Accuracy without scaling: 0.9561
Accuracy with scaling:    0.9737


Q10. Imagine you are working at an e-commerce company that wants to
predict which customers will respond to a marketing campaign. Given an imbalanced dataset (only 5% of customers respond), describe the approach you’d take to build a Logistic Regression model — including data handling, feature scaling, balancing classes, hyperparameter tuning, and evaluating the model for this real-world business use case.

Ans. When predicting customer response with a **highly imbalanced dataset** (only 5% responders), the key challenges are handling the imbalance, building a robust model, and ensuring meaningful evaluation.

**1. Data Handling**

* **Explore and clean data:** Check for missing values, outliers, and inconsistent entries.
* **Feature engineering:** Create meaningful features from raw data (e.g., customer demographics, purchase history).
* **Feature selection:** Use correlation analysis or feature importance methods to keep relevant features.

**2. Feature Scaling**

* Scale numerical features using **StandardScaler** (mean=0, std=1) or **MinMaxScaler**.
* Scaling helps Logistic Regression converge faster and improves model stability.

**3. Handling Class Imbalance**

Since only 5% respond, standard training would bias towards predicting non-responders.

* **Resampling techniques:**

  * **Oversampling** minority class (e.g., using **SMOTE**).
  * **Undersampling** majority class.
  * Or a combination of both (balanced sampling).
* **Use class weights:**

  * Set `class_weight='balanced'` in Logistic Regression to penalize mistakes on minority class more heavily.
* Prefer **class weights** or **SMOTE** over just accuracy-based methods to preserve data integrity.

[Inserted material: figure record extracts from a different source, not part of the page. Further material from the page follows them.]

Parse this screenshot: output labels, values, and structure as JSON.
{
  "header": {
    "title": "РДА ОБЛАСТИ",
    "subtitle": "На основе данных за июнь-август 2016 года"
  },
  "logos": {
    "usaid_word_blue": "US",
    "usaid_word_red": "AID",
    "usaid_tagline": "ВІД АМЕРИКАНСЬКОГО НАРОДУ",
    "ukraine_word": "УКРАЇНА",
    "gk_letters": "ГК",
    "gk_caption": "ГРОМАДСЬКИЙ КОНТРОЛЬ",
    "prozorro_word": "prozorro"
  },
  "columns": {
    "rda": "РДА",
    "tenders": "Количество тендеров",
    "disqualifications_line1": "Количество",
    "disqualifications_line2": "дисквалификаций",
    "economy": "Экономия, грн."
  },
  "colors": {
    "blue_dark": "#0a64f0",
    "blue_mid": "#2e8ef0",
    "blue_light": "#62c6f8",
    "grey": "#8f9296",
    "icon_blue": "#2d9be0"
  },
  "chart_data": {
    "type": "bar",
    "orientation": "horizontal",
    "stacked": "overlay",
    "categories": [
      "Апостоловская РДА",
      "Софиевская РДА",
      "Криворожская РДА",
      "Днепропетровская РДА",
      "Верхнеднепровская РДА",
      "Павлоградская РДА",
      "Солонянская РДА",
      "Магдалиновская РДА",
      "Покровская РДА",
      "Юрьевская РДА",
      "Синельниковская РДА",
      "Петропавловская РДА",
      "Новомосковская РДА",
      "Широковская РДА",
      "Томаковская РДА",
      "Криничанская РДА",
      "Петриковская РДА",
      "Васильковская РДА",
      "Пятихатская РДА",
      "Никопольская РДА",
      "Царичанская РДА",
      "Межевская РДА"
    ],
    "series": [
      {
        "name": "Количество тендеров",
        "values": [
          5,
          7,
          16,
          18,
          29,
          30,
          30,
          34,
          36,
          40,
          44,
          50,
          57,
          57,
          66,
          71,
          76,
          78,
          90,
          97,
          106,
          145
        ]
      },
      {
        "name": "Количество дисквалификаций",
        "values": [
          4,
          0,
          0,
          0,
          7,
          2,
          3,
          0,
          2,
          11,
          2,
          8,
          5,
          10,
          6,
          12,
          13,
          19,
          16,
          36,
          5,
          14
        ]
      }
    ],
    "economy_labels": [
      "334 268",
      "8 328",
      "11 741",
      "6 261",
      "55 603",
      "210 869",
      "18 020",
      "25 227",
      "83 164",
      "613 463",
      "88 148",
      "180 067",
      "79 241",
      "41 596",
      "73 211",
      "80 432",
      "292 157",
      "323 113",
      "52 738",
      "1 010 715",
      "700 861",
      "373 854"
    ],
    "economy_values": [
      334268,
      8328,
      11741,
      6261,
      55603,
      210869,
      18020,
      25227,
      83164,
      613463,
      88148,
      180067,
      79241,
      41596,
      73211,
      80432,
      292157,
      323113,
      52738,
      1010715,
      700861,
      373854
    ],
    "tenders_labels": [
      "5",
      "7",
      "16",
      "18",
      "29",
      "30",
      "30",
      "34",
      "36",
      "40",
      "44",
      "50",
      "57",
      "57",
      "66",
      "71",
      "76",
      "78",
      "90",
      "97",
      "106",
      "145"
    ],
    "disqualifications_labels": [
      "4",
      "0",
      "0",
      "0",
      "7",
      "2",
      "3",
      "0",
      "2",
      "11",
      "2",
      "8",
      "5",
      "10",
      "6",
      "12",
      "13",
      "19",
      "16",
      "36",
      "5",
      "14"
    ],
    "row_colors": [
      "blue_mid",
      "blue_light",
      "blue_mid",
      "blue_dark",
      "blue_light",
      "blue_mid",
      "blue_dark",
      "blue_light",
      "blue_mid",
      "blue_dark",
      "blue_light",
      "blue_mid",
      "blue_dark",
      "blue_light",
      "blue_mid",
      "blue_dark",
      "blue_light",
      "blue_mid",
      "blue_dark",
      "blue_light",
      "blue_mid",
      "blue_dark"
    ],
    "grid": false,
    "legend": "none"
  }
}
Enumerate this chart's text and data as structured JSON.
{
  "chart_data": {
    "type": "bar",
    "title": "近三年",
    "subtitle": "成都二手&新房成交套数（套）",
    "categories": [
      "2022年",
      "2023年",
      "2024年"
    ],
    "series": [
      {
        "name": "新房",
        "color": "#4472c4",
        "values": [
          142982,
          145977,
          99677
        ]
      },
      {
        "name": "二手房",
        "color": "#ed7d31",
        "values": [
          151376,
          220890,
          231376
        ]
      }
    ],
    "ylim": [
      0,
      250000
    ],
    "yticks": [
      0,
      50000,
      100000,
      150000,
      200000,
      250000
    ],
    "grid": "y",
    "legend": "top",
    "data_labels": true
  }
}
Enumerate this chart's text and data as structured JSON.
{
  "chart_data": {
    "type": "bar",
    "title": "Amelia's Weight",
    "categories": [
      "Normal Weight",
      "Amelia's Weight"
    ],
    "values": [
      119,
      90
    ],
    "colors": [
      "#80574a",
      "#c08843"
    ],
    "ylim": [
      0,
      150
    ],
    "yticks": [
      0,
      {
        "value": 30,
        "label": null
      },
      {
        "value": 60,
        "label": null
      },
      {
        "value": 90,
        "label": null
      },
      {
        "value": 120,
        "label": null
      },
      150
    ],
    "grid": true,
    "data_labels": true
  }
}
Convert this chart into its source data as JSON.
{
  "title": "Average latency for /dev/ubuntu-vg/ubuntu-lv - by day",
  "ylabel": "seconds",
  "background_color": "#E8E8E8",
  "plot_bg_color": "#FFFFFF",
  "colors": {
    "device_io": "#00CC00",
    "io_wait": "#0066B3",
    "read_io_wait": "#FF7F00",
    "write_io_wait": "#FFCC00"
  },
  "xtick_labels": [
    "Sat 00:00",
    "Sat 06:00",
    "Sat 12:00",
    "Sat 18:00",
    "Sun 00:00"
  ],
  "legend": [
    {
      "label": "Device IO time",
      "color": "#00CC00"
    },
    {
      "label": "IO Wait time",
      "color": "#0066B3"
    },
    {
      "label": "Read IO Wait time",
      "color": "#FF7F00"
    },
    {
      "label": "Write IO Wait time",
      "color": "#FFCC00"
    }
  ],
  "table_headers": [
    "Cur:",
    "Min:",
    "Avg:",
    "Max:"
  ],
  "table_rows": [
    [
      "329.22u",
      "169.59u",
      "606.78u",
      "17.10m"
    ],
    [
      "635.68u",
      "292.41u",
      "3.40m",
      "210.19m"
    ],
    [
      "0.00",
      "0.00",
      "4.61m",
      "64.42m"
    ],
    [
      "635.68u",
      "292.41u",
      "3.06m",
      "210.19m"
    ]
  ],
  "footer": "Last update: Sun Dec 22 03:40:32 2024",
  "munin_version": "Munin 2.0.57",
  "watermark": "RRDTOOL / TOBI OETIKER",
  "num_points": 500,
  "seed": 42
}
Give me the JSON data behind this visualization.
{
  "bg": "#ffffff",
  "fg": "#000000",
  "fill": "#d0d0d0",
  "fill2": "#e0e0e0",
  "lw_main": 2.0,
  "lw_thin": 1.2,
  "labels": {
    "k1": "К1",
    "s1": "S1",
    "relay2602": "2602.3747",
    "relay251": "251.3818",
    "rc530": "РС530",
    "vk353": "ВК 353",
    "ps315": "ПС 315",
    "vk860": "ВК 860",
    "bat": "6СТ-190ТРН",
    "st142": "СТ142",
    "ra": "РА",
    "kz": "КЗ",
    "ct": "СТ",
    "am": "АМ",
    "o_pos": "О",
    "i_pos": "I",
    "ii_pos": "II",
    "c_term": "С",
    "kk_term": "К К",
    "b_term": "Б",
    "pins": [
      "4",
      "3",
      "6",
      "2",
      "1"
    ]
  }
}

**4. Model Building & Hyperparameter Tuning**

* Use **Logistic Regression** with **L2 regularization** to avoid overfitting.
* Tune hyperparameters like:

  * **C (inverse regularization strength)**
  * **Penalty type (L1/L2)**
  * **Solver type**
* Employ **GridSearchCV** or **RandomizedSearchCV** with **stratified k-fold cross-validation** to ensure minority class is represented in each fold.
* Use **pipeline** to combine scaling and model training cleanly.

**5. Evaluation Metrics**

* Avoid relying on **accuracy**, which can be misleading due to imbalance.
* Focus on:

  * **Precision**: Of predicted responders, how many are truly responders?
  * **Recall (Sensitivity)**: Of all actual responders, how many did we catch?
  * **F1-score**: Harmonic mean of precision and recall for balance.
  * **ROC-AUC**: Measures ability to discriminate classes regardless of threshold.
  * **Precision-Recall Curve**: More informative when classes are imbalanced.
* Consider **business impact** of false positives (wasting marketing budget) vs false negatives (missing potential customers).

**6. Final Model & Deployment**

* Choose model balancing recall and precision as per business priorities.
* Monitor model performance regularly on new data.
* Update the model periodically with fresh data to adapt to customer behavior changes.